“Now I beseech you, brethren, for the Lord Jesus Christ’s sake, and for the love of the Spirit, that you strive together with me in your prayers to God for me” (Romans 15:30).
R.A. Torrey, a great man of prayer, became the president of Moody Bible Institute in Chicago, and later the Dean of Biola in Los Angeles. Ever wonder how it all started for Reuben Archer Torrey, this great man of God?
Reuben was a young student at Yale when he was overcome with guilt and shame of his sinful lifestyle. Sin had taken him down a dark road and it about killed him. One night in 1875, overcome with his sinfulness, he looked for a razor there at his wash basin. He was trying to locate the instrument, not to shave, but to end his life. He had rebelled against his father and mother’s upbringing in the church and it now was costing him dearly.

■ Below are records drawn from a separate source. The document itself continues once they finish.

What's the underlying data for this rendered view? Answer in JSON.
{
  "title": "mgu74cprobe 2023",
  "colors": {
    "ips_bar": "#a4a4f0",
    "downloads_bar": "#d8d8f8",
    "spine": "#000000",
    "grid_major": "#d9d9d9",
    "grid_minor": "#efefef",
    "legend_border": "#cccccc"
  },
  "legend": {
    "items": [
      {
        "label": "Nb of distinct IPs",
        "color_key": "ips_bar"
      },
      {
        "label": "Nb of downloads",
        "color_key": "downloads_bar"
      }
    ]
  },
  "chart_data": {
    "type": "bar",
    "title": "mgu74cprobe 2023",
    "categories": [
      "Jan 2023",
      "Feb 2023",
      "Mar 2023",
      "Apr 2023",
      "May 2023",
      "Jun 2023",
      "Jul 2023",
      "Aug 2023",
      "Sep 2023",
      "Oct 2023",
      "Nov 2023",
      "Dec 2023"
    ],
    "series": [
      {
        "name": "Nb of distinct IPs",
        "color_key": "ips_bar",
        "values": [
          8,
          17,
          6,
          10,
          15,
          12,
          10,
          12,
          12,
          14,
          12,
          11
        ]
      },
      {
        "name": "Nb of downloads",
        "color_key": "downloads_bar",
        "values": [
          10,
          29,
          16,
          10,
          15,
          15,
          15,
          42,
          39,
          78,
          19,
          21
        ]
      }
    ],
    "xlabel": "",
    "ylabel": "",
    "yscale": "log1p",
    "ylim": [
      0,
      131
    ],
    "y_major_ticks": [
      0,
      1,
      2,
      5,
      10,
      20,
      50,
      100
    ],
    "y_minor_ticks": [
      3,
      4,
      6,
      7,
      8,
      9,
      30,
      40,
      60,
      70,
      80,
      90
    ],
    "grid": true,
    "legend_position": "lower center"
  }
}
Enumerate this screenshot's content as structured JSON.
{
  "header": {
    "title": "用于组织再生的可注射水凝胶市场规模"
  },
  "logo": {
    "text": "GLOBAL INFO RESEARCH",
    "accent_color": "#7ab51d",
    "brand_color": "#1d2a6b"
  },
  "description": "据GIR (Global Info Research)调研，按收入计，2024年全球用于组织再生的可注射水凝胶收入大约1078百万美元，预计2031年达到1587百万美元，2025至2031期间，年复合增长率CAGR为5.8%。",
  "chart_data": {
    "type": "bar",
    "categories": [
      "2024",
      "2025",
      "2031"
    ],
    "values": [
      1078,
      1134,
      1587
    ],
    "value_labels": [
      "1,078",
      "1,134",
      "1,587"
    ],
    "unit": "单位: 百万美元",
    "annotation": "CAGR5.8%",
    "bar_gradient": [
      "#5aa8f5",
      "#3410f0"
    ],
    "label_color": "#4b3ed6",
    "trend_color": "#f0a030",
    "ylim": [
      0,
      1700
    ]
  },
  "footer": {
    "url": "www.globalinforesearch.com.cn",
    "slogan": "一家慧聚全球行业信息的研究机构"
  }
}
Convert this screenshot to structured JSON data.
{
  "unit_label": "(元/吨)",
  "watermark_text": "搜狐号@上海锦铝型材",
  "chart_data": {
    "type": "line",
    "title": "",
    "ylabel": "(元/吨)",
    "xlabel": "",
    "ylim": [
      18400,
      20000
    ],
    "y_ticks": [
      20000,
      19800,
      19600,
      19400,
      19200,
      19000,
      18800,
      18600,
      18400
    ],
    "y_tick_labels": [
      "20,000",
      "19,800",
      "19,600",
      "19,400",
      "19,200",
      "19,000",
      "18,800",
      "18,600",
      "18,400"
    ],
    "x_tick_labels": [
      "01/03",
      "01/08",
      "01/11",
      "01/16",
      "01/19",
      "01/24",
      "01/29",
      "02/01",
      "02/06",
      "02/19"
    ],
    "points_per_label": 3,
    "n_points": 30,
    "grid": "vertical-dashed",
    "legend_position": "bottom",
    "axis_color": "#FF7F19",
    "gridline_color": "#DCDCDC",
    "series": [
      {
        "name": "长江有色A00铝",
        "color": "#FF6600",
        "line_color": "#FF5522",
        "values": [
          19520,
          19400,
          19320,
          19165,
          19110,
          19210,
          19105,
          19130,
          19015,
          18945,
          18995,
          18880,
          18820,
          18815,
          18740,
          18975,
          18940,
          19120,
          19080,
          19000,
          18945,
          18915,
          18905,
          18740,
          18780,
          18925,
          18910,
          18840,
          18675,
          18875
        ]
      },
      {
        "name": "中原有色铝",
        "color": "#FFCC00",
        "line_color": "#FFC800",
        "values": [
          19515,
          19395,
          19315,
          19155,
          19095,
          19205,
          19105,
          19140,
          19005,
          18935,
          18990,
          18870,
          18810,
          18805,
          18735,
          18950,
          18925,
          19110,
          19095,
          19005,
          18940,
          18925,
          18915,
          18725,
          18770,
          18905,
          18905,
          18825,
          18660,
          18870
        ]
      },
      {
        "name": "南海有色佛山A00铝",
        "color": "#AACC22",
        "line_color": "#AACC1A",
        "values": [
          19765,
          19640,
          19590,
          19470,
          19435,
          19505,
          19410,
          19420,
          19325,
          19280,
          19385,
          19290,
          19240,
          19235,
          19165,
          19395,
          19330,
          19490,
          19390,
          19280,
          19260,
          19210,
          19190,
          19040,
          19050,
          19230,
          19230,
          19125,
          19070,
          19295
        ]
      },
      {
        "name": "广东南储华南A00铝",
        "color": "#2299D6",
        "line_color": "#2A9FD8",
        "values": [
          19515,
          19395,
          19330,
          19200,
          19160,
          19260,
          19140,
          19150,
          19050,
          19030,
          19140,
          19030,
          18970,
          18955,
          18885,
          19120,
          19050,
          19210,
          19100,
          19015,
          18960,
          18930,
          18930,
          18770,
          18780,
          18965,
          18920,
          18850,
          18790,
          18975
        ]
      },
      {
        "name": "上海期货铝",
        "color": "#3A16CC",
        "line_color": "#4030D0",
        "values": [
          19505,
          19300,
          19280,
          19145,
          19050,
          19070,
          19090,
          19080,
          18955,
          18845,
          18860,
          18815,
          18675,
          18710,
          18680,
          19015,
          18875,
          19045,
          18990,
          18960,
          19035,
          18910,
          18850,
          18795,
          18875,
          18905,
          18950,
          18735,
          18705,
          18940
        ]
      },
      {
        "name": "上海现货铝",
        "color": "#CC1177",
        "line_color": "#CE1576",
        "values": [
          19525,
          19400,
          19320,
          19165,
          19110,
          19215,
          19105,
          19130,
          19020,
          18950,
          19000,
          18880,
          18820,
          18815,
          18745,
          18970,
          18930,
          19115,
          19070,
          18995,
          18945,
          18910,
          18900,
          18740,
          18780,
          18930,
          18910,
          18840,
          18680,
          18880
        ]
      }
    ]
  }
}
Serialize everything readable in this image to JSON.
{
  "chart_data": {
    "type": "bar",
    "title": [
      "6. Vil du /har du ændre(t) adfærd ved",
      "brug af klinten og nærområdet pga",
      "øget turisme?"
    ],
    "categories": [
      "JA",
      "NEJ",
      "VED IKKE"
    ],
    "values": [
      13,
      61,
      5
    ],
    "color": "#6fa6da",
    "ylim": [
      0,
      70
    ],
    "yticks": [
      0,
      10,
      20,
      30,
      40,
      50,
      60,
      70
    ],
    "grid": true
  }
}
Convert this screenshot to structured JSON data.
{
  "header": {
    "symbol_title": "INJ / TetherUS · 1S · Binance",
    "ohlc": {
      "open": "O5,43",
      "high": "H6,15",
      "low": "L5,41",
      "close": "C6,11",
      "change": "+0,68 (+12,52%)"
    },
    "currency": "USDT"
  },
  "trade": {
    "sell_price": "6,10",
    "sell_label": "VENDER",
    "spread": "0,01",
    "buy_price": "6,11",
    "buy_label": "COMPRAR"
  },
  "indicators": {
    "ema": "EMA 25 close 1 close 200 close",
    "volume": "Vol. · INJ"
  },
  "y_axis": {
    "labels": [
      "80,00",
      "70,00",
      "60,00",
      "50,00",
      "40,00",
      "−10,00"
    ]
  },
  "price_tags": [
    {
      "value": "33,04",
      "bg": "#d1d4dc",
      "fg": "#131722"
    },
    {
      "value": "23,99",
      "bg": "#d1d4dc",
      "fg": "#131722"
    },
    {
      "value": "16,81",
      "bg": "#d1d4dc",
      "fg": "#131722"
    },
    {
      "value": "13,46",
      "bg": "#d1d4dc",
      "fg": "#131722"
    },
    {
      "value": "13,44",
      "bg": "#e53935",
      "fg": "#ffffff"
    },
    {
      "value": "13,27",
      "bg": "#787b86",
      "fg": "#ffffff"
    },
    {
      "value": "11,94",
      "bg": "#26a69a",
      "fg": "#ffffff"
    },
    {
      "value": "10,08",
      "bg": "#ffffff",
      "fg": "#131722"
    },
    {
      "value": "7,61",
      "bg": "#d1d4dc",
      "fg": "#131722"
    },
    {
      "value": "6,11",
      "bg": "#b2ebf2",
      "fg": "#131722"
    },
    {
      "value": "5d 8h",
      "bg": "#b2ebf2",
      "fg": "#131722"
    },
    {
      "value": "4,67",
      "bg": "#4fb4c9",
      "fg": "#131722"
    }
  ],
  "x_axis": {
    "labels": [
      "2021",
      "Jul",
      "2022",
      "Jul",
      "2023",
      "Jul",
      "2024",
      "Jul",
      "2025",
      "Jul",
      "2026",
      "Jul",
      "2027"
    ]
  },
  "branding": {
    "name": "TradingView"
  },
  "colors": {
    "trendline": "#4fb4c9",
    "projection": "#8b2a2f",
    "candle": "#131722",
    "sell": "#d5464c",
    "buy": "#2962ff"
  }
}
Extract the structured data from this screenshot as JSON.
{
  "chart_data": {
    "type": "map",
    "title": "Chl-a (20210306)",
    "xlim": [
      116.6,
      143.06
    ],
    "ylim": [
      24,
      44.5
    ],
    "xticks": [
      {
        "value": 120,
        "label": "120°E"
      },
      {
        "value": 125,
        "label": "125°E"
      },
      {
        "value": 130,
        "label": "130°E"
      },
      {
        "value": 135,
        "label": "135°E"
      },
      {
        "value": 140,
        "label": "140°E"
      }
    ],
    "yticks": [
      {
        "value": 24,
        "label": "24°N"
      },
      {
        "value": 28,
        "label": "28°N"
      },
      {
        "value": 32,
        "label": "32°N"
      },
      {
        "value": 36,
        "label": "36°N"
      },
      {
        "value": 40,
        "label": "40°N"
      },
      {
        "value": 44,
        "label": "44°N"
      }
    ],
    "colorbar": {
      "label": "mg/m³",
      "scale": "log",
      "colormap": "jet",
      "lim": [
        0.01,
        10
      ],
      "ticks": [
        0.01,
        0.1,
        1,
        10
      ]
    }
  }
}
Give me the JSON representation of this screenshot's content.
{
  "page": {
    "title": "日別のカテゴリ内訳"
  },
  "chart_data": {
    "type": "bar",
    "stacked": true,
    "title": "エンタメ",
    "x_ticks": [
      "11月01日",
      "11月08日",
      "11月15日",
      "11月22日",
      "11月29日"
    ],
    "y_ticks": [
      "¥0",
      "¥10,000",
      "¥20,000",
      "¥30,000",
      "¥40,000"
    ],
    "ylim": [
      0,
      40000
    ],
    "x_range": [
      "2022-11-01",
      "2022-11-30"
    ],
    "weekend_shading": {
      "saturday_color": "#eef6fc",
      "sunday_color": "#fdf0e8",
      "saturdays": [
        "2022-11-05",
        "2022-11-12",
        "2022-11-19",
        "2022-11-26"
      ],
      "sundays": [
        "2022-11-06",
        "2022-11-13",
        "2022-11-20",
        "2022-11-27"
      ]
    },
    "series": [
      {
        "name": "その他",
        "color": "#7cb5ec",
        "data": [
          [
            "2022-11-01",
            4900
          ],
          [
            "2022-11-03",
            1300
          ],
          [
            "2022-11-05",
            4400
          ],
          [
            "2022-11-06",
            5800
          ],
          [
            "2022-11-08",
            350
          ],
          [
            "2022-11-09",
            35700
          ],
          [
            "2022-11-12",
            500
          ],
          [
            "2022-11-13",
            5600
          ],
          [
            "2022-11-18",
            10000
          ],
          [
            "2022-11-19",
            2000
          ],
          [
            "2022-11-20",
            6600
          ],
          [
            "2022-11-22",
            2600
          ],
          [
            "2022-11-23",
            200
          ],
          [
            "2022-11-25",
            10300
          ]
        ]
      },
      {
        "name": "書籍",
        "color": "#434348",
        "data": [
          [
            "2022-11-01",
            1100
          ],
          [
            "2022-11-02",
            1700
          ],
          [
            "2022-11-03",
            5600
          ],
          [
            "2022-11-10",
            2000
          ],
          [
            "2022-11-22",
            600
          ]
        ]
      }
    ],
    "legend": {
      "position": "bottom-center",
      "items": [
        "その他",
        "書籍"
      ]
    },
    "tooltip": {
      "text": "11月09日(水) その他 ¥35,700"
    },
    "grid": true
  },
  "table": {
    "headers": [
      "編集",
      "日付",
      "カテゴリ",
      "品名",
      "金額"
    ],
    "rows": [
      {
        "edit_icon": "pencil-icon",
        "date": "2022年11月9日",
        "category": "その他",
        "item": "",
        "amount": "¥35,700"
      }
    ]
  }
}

Reuben did not know, but his mother was on her knees far away in another city, praying earnestly for her son’s salvation. Reuben became burdened also, and knelt there by his bed, and prayed to God and was found by Him. Prayer became special to this dear man after this time. His salvation resulted from his mother praying and in his own praying.
What about us? Are we praying earnestly, fervently, time-consumingly? If we were saved because of someone else’s prayer life, should we not consider that God is wanting to reciprocate that very act in our lives?